Materiali capaci di cambiare forma, rigidità o altre proprietà fisiche in risposta all’ambiente esterno: è questa la promessa degli smart material, una delle frontiere più interessanti della ricerca applicata. Temperatura, luce, pressione e campi elettrici o magnetici possono diventare veri e propri “comandi” in grado di attivare trasformazioni controllate, aprendo nuove possibilità in numerosi settori industriali. A lavorare per rendere questi materiali più semplici da produrre, più efficienti e facilmente utilizzabili su scala industriale sono i ricercatori di ENEA e Cnr, impegnati nello sviluppo di nuove soluzioni tecnologiche. Tra le applicazioni più promettenti ci sono quelle in ambito medico, dove gli smart material vengono studiati per dispositivi impiantabili come pacemaker e protesi articolari capaci di interagire con l’organismo e adattarsi agli stimoli fisiologici. Un altro settore emergente è quello degli idrogel intelligenti, materiali che possono modificare struttura e volume in risposta a variazioni di temperatura, pH o campi elettrici, permettendo un rilascio mirato e controllato dei farmaci.
Al centro delle attività del gruppo congiunto ENEA-Cnr ci sono però i polimeri fotomobili (Photomobile Polymers, PMP), una particolare classe di materiali intelligenti in grado di reagire alla luce producendo movimenti precisi. La ricerca è coordinata da Giuseppe Nenna per ENEA e Lucia Petti per il Cnr-ISASI. “Si tratta di materiali sensibili agli stimoli, che sono in grado di convertire l’energia luminosa in lavoro meccanico e che subiscono deformazioni controllate e reversibili quando vengono esposti a specifiche lunghezze d’onda della luce. Questi materiali offrono un’ampia gamma di potenziali applicazioni, che spaziano dall’optoelettronica alla microingegneria, dal settore biomedico fino alle scienze ambientali”, evidenzia Giuseppe Nenna, ricercatore ENEA del Laboratorio Componenti e sistemi intelligenti per la manifattura presso il Dipartimento Sostenibilità.

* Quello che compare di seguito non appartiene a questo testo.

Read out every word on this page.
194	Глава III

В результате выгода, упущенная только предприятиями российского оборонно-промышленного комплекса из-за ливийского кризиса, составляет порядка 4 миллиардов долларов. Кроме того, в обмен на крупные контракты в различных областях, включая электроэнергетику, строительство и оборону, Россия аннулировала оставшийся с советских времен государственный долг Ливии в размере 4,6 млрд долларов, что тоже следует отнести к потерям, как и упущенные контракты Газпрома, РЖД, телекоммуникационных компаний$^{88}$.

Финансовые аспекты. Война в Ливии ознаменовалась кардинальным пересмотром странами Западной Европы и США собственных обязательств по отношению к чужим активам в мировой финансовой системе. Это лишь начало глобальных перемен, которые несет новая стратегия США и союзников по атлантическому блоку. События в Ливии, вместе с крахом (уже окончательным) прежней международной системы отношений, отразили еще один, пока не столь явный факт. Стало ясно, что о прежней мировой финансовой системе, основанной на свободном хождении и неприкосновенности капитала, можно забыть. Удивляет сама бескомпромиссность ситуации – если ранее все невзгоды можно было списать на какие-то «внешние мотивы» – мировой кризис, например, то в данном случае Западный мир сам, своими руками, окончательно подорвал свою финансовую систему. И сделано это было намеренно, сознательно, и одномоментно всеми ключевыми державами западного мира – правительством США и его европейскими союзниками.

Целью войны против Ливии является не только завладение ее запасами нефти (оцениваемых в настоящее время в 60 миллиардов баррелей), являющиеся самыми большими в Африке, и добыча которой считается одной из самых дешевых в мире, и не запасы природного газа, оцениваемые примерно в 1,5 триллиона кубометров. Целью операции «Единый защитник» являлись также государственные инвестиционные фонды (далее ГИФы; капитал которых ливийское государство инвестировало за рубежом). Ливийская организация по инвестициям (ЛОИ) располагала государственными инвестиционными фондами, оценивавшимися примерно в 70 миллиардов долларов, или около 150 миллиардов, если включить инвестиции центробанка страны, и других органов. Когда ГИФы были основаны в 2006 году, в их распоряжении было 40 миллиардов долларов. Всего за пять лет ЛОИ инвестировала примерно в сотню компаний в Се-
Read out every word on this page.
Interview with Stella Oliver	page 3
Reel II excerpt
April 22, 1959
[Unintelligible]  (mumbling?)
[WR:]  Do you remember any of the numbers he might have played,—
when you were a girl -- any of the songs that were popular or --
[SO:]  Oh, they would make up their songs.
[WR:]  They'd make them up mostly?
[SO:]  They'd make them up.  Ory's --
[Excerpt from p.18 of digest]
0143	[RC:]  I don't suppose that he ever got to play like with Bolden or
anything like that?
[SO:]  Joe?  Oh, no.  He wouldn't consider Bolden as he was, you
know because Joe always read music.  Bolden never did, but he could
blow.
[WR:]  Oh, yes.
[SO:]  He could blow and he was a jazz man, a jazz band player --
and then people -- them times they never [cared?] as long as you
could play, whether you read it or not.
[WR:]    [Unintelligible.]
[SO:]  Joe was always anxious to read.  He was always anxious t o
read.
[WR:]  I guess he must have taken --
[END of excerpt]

La luce come motore del movimento
Una delle caratteristiche principali dei polimeri fotomobili è la presenza di unità di azobenzene, molecole che rappresentano il motore del loro comportamento dinamico. Quando vengono illuminate con determinate lunghezze d’onda, queste strutture permettono al materiale di deformarsi in modo reversibile, trasformando l’energia luminosa in movimento. Il team ENEA-Cnr ha analizzato in particolare la risposta fotomeccanica dei PMP, studiando parametri fondamentali come l’angolo di flessione e la velocità di attuazione in diverse condizioni sperimentali. L’obiettivo è migliorare le prestazioni dei materiali e renderli più adatti a un impiego concreto.
Tra le strategie sperimentate c’è la laminazione dei film polimerici con uno strato di rame, una soluzione che permette una migliore gestione del calore e consente al materiale di resistere a livelli più elevati di irraggiamento senza perdere efficacia. I ricercatori hanno inoltre integrato nella matrice polimerica diverse nanoparticelle, tra cui carbon black, ossido di zinco e nanocubi d’argento, capaci di attivare indirettamente l’azobenzene, aumentando l’efficienza del movimento e riducendo i tempi di risposta.
Dalla luce solare alla soft robotics
Un ulteriore passo avanti riguarda la possibilità di ampliare la gamma di lunghezze d’onda utilizzabili dai polimeri fotomobili, rendendoli compatibili anche con la radiazione solare. Un risultato che potrebbe favorire lo sviluppo di sistemi adattivi e applicazioni nel campo della robotica morbida (soft robotics). “Alla recente Conferenza internazionale sulla scienza dei materiali e le nanotecnologie di Barcellona abbiamo presentato nuove strategie che permettono di allargare la banda di lunghezze d’onda utilizzabile dai polimeri fotomobili, in modo da renderli utilizzabili anche con la radiazione solare e da offrire una soluzione scalabile, destinata ad applicazioni nella soft robotics e nei sistemi adattivi”, conclude Nenna.
Le attività di ricerca del gruppo ENEA-Cnr sono state realizzate nell’ambito dei progetti PULSE-COM e ALICE. Quest’ultimo ha ricevuto un riconoscimento speciale nell’ambito dell’Innovation Village Award, premio dedicato ai progetti più innovativi nel settore dei nuovi materiali e dei materiali avanzati. La strada verso una nuova generazione di materiali capaci di adattarsi all’ambiente è dunque già tracciata: dai dispositivi medici intelligenti ai robot del futuro, gli smart material potrebbero diventare protagonisti di una trasformazione tecnologica sempre più vicina alla vita quotidiana.